Bölüm 18

458 38 11
                                    

10 yıl önce

Damlaya yazan numaranın üzerinden 2 gün geçmişti. Damla ona yazan numaraya hiç bir şekilde cevap vermemişti. Yalan yok korkmuştu.

Damla okula geldiği gibi arkadaşlarının yanına gitti. Cesur dün tam bir şekilde taşınmıştı. Artık yoktu Cesur. Konuştukları 2 ayda o kadar çok alışmıştı ki Damla Cesura...

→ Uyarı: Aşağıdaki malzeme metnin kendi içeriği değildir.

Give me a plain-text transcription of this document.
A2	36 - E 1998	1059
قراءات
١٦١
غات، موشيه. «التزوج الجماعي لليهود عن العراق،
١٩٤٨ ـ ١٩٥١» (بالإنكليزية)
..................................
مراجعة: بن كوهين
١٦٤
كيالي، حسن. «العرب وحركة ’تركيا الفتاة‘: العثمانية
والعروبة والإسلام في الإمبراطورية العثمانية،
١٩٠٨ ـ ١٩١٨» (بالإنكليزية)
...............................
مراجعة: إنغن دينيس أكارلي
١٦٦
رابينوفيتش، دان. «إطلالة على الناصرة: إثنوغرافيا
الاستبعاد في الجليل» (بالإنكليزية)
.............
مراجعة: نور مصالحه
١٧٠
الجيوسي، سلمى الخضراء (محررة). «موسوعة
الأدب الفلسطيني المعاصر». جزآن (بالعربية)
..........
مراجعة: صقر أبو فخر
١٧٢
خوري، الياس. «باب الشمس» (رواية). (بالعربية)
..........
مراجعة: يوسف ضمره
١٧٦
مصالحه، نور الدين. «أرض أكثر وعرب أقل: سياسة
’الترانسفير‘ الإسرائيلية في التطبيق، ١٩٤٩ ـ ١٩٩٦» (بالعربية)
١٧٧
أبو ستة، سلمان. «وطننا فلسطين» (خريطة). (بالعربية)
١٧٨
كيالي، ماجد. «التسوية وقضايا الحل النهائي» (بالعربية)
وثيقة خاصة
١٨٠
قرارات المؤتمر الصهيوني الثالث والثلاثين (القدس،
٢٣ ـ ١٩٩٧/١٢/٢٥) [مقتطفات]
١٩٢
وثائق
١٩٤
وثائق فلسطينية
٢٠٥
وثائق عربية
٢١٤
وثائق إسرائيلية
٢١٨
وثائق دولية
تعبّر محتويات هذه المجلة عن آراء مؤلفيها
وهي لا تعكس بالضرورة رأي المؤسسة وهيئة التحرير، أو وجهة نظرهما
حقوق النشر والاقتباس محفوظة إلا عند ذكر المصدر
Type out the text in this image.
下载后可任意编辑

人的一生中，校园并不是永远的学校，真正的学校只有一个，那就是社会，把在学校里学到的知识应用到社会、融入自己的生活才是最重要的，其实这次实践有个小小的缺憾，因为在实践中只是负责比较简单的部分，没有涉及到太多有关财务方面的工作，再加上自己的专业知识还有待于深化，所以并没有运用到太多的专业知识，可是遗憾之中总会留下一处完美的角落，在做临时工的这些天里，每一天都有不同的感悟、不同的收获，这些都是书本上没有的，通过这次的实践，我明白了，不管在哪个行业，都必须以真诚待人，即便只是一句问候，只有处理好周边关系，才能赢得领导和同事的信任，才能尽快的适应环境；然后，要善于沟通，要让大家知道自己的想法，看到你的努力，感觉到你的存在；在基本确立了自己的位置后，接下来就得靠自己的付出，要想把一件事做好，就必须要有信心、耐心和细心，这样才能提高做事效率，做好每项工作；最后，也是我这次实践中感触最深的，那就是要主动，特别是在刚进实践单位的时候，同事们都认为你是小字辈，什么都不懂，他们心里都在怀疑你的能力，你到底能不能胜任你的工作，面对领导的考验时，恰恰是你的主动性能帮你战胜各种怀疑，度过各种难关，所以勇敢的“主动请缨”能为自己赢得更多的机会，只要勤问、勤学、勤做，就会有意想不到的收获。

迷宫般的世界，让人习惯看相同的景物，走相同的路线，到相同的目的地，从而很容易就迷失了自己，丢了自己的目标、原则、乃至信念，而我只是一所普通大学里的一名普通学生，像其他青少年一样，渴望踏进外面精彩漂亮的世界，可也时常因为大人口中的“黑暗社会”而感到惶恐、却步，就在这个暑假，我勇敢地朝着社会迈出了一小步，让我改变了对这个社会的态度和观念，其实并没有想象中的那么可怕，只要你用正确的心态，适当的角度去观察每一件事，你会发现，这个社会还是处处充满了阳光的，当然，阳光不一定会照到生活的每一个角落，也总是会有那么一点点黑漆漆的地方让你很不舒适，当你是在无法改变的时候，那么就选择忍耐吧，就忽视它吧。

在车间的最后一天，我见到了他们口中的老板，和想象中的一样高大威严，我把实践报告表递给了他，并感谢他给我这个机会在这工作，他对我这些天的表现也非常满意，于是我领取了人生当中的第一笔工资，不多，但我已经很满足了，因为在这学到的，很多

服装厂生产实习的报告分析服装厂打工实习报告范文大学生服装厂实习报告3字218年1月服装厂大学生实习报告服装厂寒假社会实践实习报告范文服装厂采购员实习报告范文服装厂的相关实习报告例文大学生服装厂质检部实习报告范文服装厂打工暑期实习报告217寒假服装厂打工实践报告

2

Her şeyi anlatmak istiyordu alakalı alakasız. Misal 9 saat ders çalışmıştı dün. Onu da söylemek istiyordu.

Derin bir nefes alıp Mevsimin yanına oturdu. Mevsimde Damla gibi mutsuzdu ama belli etmiyordu. Belkide şu an en çok gülen oydu...

Aslında Damlada belli etmeyi sevmezdi ama mimiklerini kontrol ede bilen biri değildi.

Damlanın mutsuz olduğu şey Cesurdu ama Mevsim için aynı şey söylenemezdi. Ona hep yara olan sadece ailesiydi...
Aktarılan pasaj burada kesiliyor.